I am sitting in the rain, Paul packs up all our stuff while I am writing blogpost.
Thanks bro, I appreciate this.
In the night at the river ( 9-10.10.2012) I woke up with stomach ache and feeling sick. Minutes later I was outside in the rain, puking. Something was wrong with dinner, and so I asked Paul if he is alright. He didn’t seem to have any Problems and so, the next Morning Paul gets up while I still lay in bed after a sleepless night, trying to regain strength. Around midday I got up, Paul had already prepared everything for leaving and I just ha to sit on my bike and start riding.
That day we had to ride a 1500 meter pass, and although I felt sick and weak and I thought I wouldn’t make it, after being half way through, I developed the will to leave it behind me. I couldn’t eat anything but bananas that we luckily had bought the day before. Powered by this yellow fuel we reached the top of the pass in the evening. Again there was no place free for camping an in addition I didn’t feel to good so we decided to take the next best hotel. We checked in a small guesthouse in which the owner proudly presented us the luxury rooms with shower and toilet. As everything was unpacked and in our room we noticed that nothing of the interior was working, no toilet, no water, no shower. Actually I wouldn’t care to much about that, but the price of the room was just to high for these things not to work. So we asked the owner if we could take a shower somewhere else and as he denied we started bargaining about the room-rate. The owner wasn’t willing to even go down one yuen and so we did what he didn’t expect. We packed our bikes again, and left the hotel in the dark. The owner, now seeing that we meant our concern about the room serious, tried to start bargaining but I just had enough of that money-junky and wouldn’t even want to stay in that hotel if it was for free. A few kilometers further we found another little hotel, it was a little bit more expensive, the board behind the counter said 66 yuen for a night in a twin room. We checked in and Paul had to go to the police station to register our stay. The policeman doing the registration had been in the same hotel drinking with his colleagues. So Paul later told me that the procedure was rather funny.
When Paul was back we went out to get some food, rice for me and a delicious looking dish for Paul. It was a bit like a DIY-dish, something like a fondue. We sat at a big table mad from steel which had a fire burning in the middle. There a wok was put with soup and Paul had to cook his vegetables and meat himself. The advantage: the dinner was ridiculously cheap and, according to Paul, very delicious. By the way, my rice was delicious as well.

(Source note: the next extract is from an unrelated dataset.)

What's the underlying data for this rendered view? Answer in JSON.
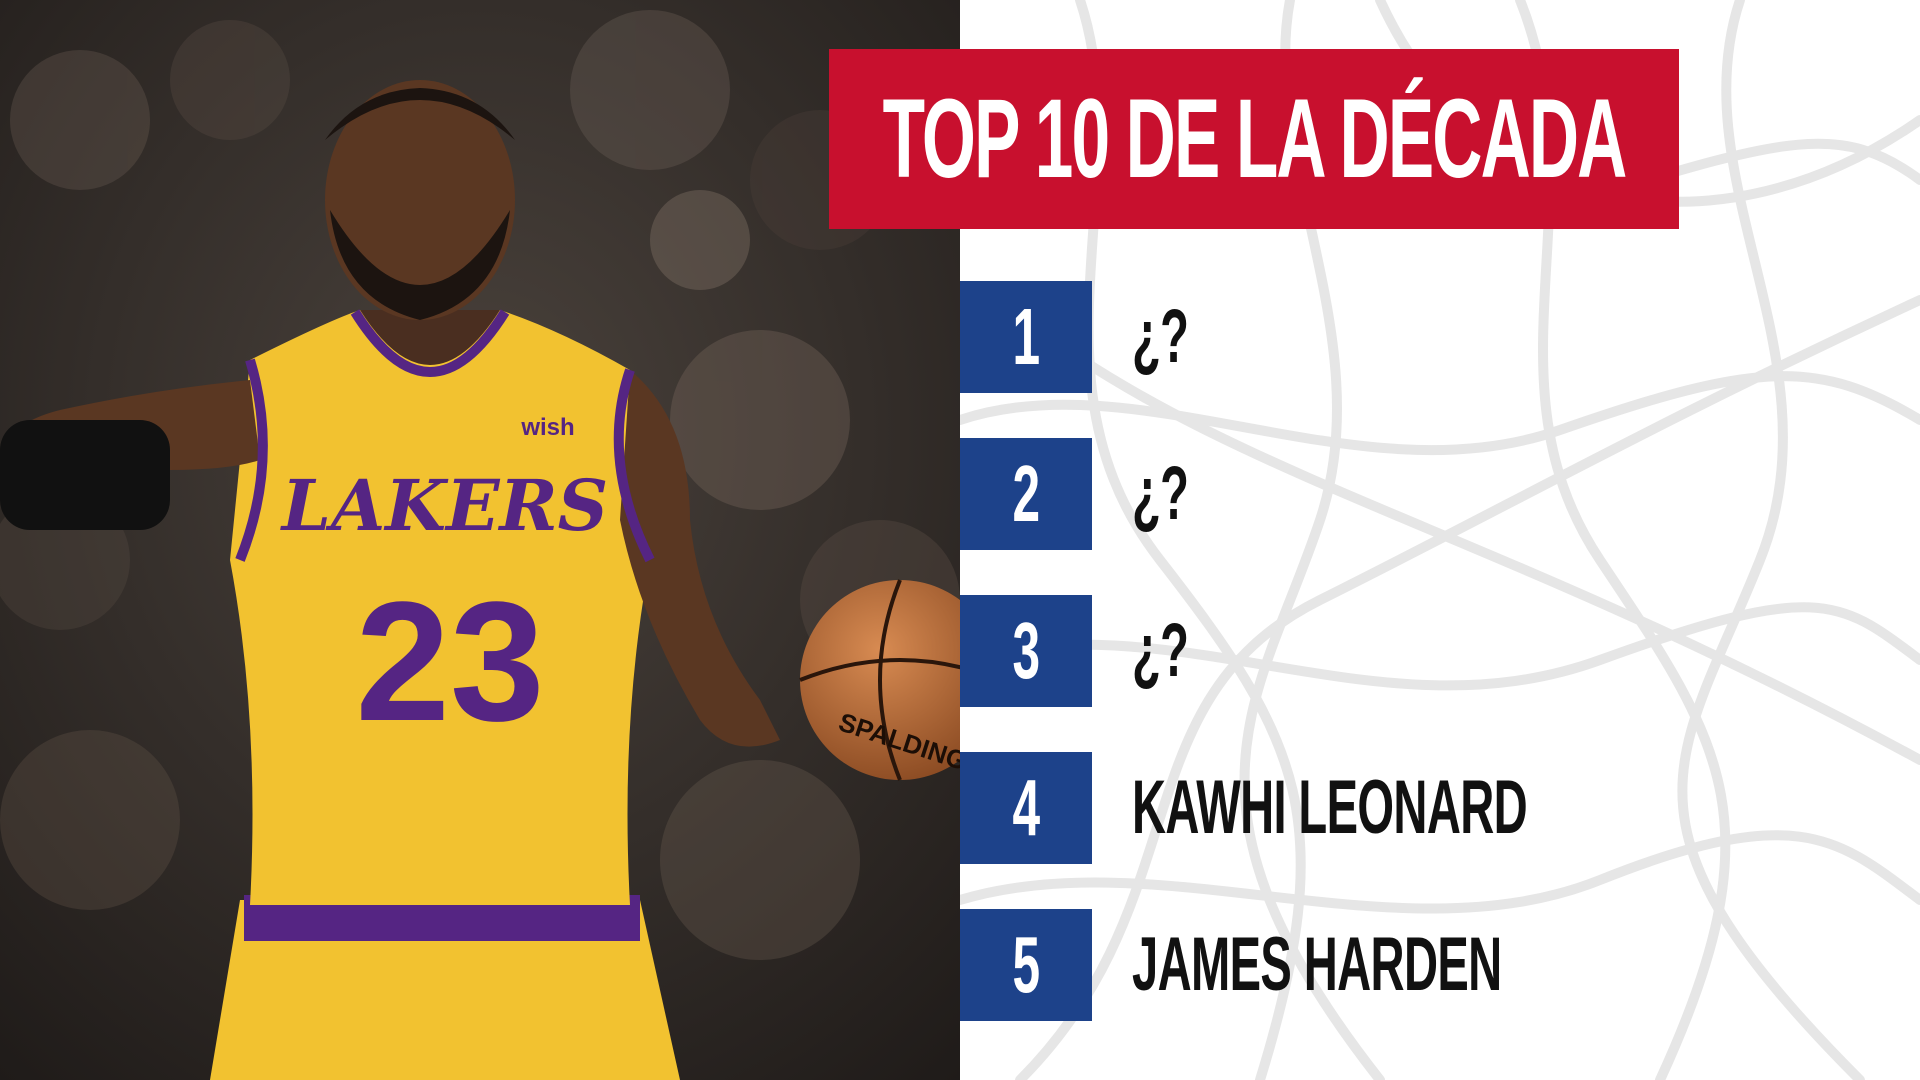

Back at the hotel I directly went to bed and Paul went to the reception to pay the bill. As he came back to the room he was angry.” This stupid idiots down there have found another trick to cheat on us”. And in deed, some if the Chinese are really inventive when it comes to making money. The receptionist had flipped the first Six of the 66 yuen room-rate upside down and so now the roomrate for a twin room was 96 yuen. Paul couldn’t believe his eyes but couldn’t prove the fraud as well. Knowing that he wouldn’t stand a chance in “turning back” the number, he gave the receptionist the hint that the dust, that was on top of the all other numbers, was sticking to the downside of the obviously recently flipped “six”. The receptionist was blushing and gave in with the price a little, Paul got away with a bill of 80 yuen. The next day we saw the ultimate prove for their fraud, but sadly it was to late to bargain by then; the room with three beds was only 70 yuen, so 26 yuen cheaper than the room with two beds. Then I even saw the receptionist dropping his broom in the backyard and sprinting to the reception as I came out of our room. I could see in the reflection of a window that he was doing something on the price-board, I can imagine what. Of course other people wouldn’t check into this hotel at a room rate of 96 yuen and so he had to change the number back every time we couldn’t see. Paul took some close-ups from the board and the receptionist got a little nervous.

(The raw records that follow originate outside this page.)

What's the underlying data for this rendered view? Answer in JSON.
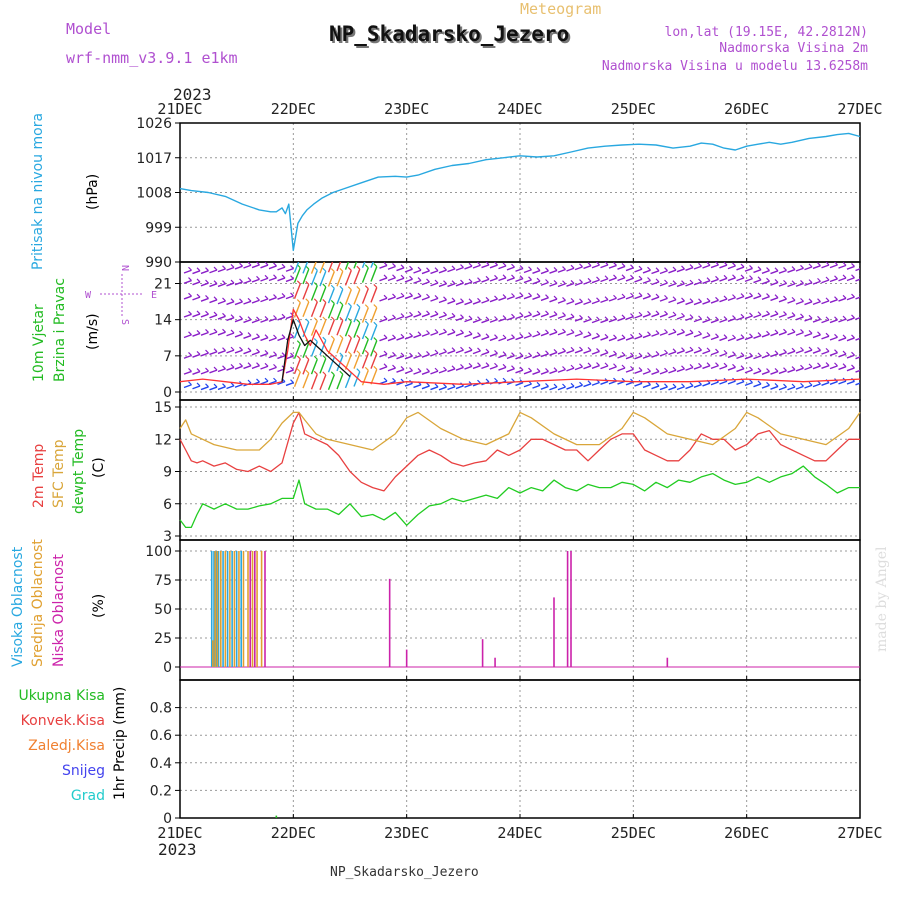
{
  "header": {
    "model_label": "Model",
    "model_name": "wrf-nmm_v3.9.1  e1km",
    "meteogram_label": "Meteogram",
    "station_title": "NP_Skadarsko_Jezero",
    "lonlat": "lon,lat (19.15E, 42.2812N)",
    "altitude": "Nadmorska Visina 2m",
    "model_altitude": "Nadmorska Visina u modelu 13.6258m",
    "year_top": "2023",
    "year_bottom": "2023",
    "footer_station": "NP_Skadarsko_Jezero",
    "credit": "made by Angel"
  },
  "colors": {
    "pressure": "#29a8e0",
    "wind_label": "#22bb22",
    "wind_arrow": "#8a1ec8",
    "wind_speed": "#ff3333",
    "t2m": "#e84040",
    "sfc": "#d9a63a",
    "dewpt": "#22cc22",
    "cloud_high": "#29a8e0",
    "cloud_mid": "#e0a030",
    "cloud_low": "#cc22aa",
    "precip_total": "#22bb22",
    "precip_conv": "#e84040",
    "precip_frozen": "#f08030",
    "snow": "#4444ee",
    "hail": "#22cccc",
    "title_purple": "#b050d0",
    "meteogram_gold": "#e8c070"
  },
  "chart_data": [
    {
      "type": "line",
      "panel": "pressure",
      "labels": [
        "Pritisak na nivou mora",
        "(hPa)"
      ],
      "x_ticks": [
        "21DEC",
        "22DEC",
        "23DEC",
        "24DEC",
        "25DEC",
        "26DEC",
        "27DEC"
      ],
      "x_days": [
        0,
        6
      ],
      "ylim": [
        990,
        1026
      ],
      "y_ticks": [
        "990",
        "999",
        "1008",
        "1017",
        "1026"
      ],
      "grid": true,
      "series": [
        {
          "x": [
            0,
            0.1,
            0.25,
            0.4,
            0.55,
            0.7,
            0.8,
            0.85,
            0.9,
            0.93,
            0.96,
            1.0,
            1.04,
            1.08,
            1.12,
            1.18,
            1.25,
            1.35,
            1.45,
            1.6,
            1.75,
            1.9,
            2.0,
            2.1,
            2.25,
            2.4,
            2.55,
            2.7,
            2.85,
            3.0,
            3.15,
            3.3,
            3.45,
            3.6,
            3.75,
            3.9,
            4.05,
            4.2,
            4.35,
            4.5,
            4.6,
            4.7,
            4.8,
            4.9,
            5.0,
            5.1,
            5.2,
            5.3,
            5.4,
            5.55,
            5.7,
            5.8,
            5.9,
            6.0
          ],
          "values": [
            1009,
            1008.5,
            1008,
            1007,
            1005,
            1003.5,
            1003,
            1003,
            1004,
            1002.5,
            1005,
            993,
            1000,
            1002,
            1003.5,
            1005,
            1006.5,
            1008,
            1009,
            1010.5,
            1012,
            1012.2,
            1012,
            1012.5,
            1014,
            1015,
            1015.5,
            1016.5,
            1017,
            1017.5,
            1017.2,
            1017.5,
            1018.5,
            1019.5,
            1020,
            1020.3,
            1020.5,
            1020.3,
            1019.5,
            1020,
            1020.8,
            1020.5,
            1019.5,
            1019,
            1020,
            1020.5,
            1021,
            1020.5,
            1021,
            1022,
            1022.5,
            1023,
            1023.3,
            1022.5
          ]
        }
      ]
    },
    {
      "type": "line",
      "panel": "wind",
      "labels": [
        "10m Vjetar",
        "Brzina i Pravac",
        "(m/s)"
      ],
      "direction_legend": [
        "N",
        "S",
        "W",
        "E"
      ],
      "ylim": [
        0,
        24
      ],
      "y_ticks": [
        "0",
        "7",
        "14",
        "21"
      ],
      "grid": true,
      "series": [
        {
          "name": "speed",
          "x": [
            0,
            0.2,
            0.4,
            0.6,
            0.8,
            0.9,
            0.95,
            1.0,
            1.05,
            1.1,
            1.15,
            1.2,
            1.3,
            1.4,
            1.5,
            1.6,
            1.8,
            2.0,
            2.5,
            3.0,
            3.5,
            4.0,
            4.5,
            5.0,
            5.5,
            6.0
          ],
          "values": [
            2,
            2.5,
            2,
            1.5,
            1.5,
            2,
            8,
            16,
            14,
            11,
            9,
            12,
            8,
            6,
            4,
            2,
            1.5,
            2,
            1.5,
            2,
            2.5,
            2,
            2,
            2.5,
            2,
            2.5
          ]
        },
        {
          "name": "gust",
          "x": [
            0.9,
            0.95,
            1.0,
            1.05,
            1.1,
            1.15,
            1.2,
            1.3,
            1.4,
            1.5
          ],
          "values": [
            2,
            10,
            14,
            11,
            9,
            10,
            9,
            7,
            5,
            3
          ]
        }
      ]
    },
    {
      "type": "line",
      "panel": "temperature",
      "labels": [
        "2m Temp",
        "SFC Temp",
        "dewpt Temp",
        "(C)"
      ],
      "ylim": [
        3,
        15
      ],
      "y_ticks": [
        "3",
        "6",
        "9",
        "12",
        "15"
      ],
      "grid": true,
      "series": [
        {
          "name": "2m Temp",
          "x": [
            0,
            0.05,
            0.1,
            0.15,
            0.2,
            0.3,
            0.4,
            0.5,
            0.6,
            0.7,
            0.8,
            0.9,
            1.0,
            1.05,
            1.1,
            1.2,
            1.3,
            1.4,
            1.5,
            1.6,
            1.7,
            1.8,
            1.9,
            2.0,
            2.1,
            2.2,
            2.3,
            2.4,
            2.5,
            2.6,
            2.7,
            2.8,
            2.9,
            3.0,
            3.1,
            3.2,
            3.3,
            3.4,
            3.5,
            3.6,
            3.7,
            3.8,
            3.9,
            4.0,
            4.1,
            4.2,
            4.3,
            4.4,
            4.5,
            4.6,
            4.7,
            4.8,
            4.9,
            5.0,
            5.1,
            5.2,
            5.3,
            5.4,
            5.5,
            5.6,
            5.7,
            5.8,
            5.9,
            6.0
          ],
          "values": [
            12,
            11,
            10,
            9.8,
            10,
            9.5,
            9.8,
            9.2,
            9,
            9.5,
            9,
            9.8,
            13.5,
            14.5,
            12.5,
            12,
            11.5,
            10.5,
            9,
            8,
            7.5,
            7.2,
            8.5,
            9.5,
            10.5,
            11,
            10.5,
            9.8,
            9.5,
            9.8,
            10,
            11,
            10.5,
            11,
            12,
            12,
            11.5,
            11,
            11,
            10,
            11,
            12,
            12.5,
            12.5,
            11,
            10.5,
            10,
            10,
            11,
            12.5,
            12,
            12,
            11,
            11.5,
            12.5,
            12.8,
            11.5,
            11,
            10.5,
            10,
            10,
            11,
            12,
            12
          ]
        },
        {
          "name": "SFC Temp",
          "x": [
            0,
            0.05,
            0.1,
            0.2,
            0.3,
            0.5,
            0.7,
            0.8,
            0.9,
            1.0,
            1.05,
            1.1,
            1.2,
            1.3,
            1.5,
            1.7,
            1.9,
            2.0,
            2.1,
            2.3,
            2.5,
            2.7,
            2.9,
            3.0,
            3.1,
            3.3,
            3.5,
            3.7,
            3.9,
            4.0,
            4.1,
            4.3,
            4.5,
            4.7,
            4.9,
            5.0,
            5.1,
            5.3,
            5.5,
            5.7,
            5.9,
            6.0
          ],
          "values": [
            13,
            13.8,
            12.5,
            12,
            11.5,
            11,
            11,
            12,
            13.5,
            14.5,
            14.5,
            13.8,
            12.5,
            12,
            11.5,
            11,
            12.5,
            14,
            14.5,
            13,
            12,
            11.5,
            12.5,
            14.5,
            14,
            12.5,
            11.5,
            11.5,
            13,
            14.5,
            14,
            12.5,
            12,
            11.5,
            13,
            14.5,
            14,
            12.5,
            12,
            11.5,
            13,
            14.5
          ]
        },
        {
          "name": "dewpt Temp",
          "x": [
            0,
            0.05,
            0.1,
            0.15,
            0.2,
            0.3,
            0.4,
            0.5,
            0.6,
            0.7,
            0.8,
            0.9,
            1.0,
            1.05,
            1.1,
            1.2,
            1.3,
            1.4,
            1.5,
            1.6,
            1.7,
            1.8,
            1.9,
            2.0,
            2.1,
            2.2,
            2.3,
            2.4,
            2.5,
            2.6,
            2.7,
            2.8,
            2.9,
            3.0,
            3.1,
            3.2,
            3.3,
            3.4,
            3.5,
            3.6,
            3.7,
            3.8,
            3.9,
            4.0,
            4.1,
            4.2,
            4.3,
            4.4,
            4.5,
            4.6,
            4.7,
            4.8,
            4.9,
            5.0,
            5.1,
            5.2,
            5.3,
            5.4,
            5.5,
            5.6,
            5.7,
            5.8,
            5.9,
            6.0
          ],
          "values": [
            4.5,
            3.8,
            3.8,
            5,
            6,
            5.5,
            6,
            5.5,
            5.5,
            5.8,
            6,
            6.5,
            6.5,
            8.2,
            6,
            5.5,
            5.5,
            5,
            6,
            4.8,
            5,
            4.5,
            5.2,
            4,
            5,
            5.8,
            6,
            6.5,
            6.2,
            6.5,
            6.8,
            6.5,
            7.5,
            7,
            7.5,
            7.2,
            8.2,
            7.5,
            7.2,
            7.8,
            7.5,
            7.5,
            8,
            7.8,
            7.2,
            8,
            7.5,
            8.2,
            8,
            8.5,
            8.8,
            8.2,
            7.8,
            8,
            8.5,
            8,
            8.5,
            8.8,
            9.5,
            8.5,
            7.8,
            7,
            7.5,
            7.5
          ]
        }
      ]
    },
    {
      "type": "bar",
      "panel": "cloud",
      "labels": [
        "Visoka Oblacnost",
        "Srednja Oblacnost",
        "Niska Oblacnost",
        "(%)"
      ],
      "ylim": [
        0,
        100
      ],
      "y_ticks": [
        "0",
        "25",
        "50",
        "75",
        "100"
      ],
      "grid": true,
      "series": [
        {
          "name": "Visoka Oblacnost",
          "x": [
            0.28,
            0.3,
            0.32,
            0.34,
            0.38,
            0.42,
            0.46,
            0.5,
            0.54
          ],
          "values": [
            100,
            100,
            100,
            100,
            100,
            100,
            100,
            100,
            100
          ]
        },
        {
          "name": "Srednja Oblacnost",
          "x": [
            0.29,
            0.31,
            0.33,
            0.36,
            0.4,
            0.44,
            0.48,
            0.52,
            0.56,
            0.6,
            0.64,
            0.68,
            0.72
          ],
          "values": [
            23,
            100,
            100,
            100,
            100,
            100,
            100,
            100,
            100,
            100,
            100,
            100,
            100
          ]
        },
        {
          "name": "Niska Oblacnost",
          "x": [
            0.62,
            0.66,
            0.75,
            1.85,
            2.0,
            2.67,
            2.78,
            3.3,
            3.42,
            3.45,
            4.3
          ],
          "values": [
            100,
            100,
            100,
            76,
            15,
            24,
            8,
            60,
            100,
            100,
            8
          ]
        }
      ]
    },
    {
      "type": "bar",
      "panel": "precip",
      "labels": [
        "Ukupna Kisa",
        "Konvek.Kisa",
        "Zaledj.Kisa",
        "Snijeg",
        "Grad",
        "1hr Precip (mm)"
      ],
      "ylim": [
        0,
        1.0
      ],
      "y_ticks": [
        "0",
        "0.2",
        "0.4",
        "0.6",
        "0.8"
      ],
      "grid": true,
      "series": [
        {
          "name": "Ukupna Kisa",
          "x": [
            0.85
          ],
          "values": [
            0.01
          ]
        }
      ]
    }
  ]
}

But since we do not want any trouble here in china anymore, we didn’t start to argue. We just left the hotel with the knowledge that the receptionist was obviously ashamed over his behavior and knew that we knew about his fraud.
I felt much better that day and so we could even go for some kilometers. The temperature up here was quite low and more than ever before we could see the winter coming in big steps.
We drove another pass of 500 meters and surprisingly noticed that the other passes, shown on our map, didn’t exist. It was a long smooth ride with a few ups and downs from time to time. In the evening we found the best place to camp in along time. A little road lead us into the bushes and onto an old rock mine. Exhausted from the day we went to bed without dinner. We switched on our “outdoor-tv”, which is our camera in which we put some old sd-cards and watched a few “movies” from our tour.
In the morning I woke up by heavy rainfall. Paul asked me for my headlight to check if everything is waterproof.
It has been raining ever since and it doesn’t look like it would ever stop again. “We have to get going anyway, we have been through worse, Shanghai is calling”, Paul says to me to motivate me. An he is right. I guess the home run is so close now that no weather could stop me from riding.
“Give me One minute”, I say to Paul, counting down from sixty and hoping for the weather to miraculously change. I enjoy my last seconds in the dry tent knowing that soon water will be running down my chest, be it rain or sweat, I don’t know. But I want to get going.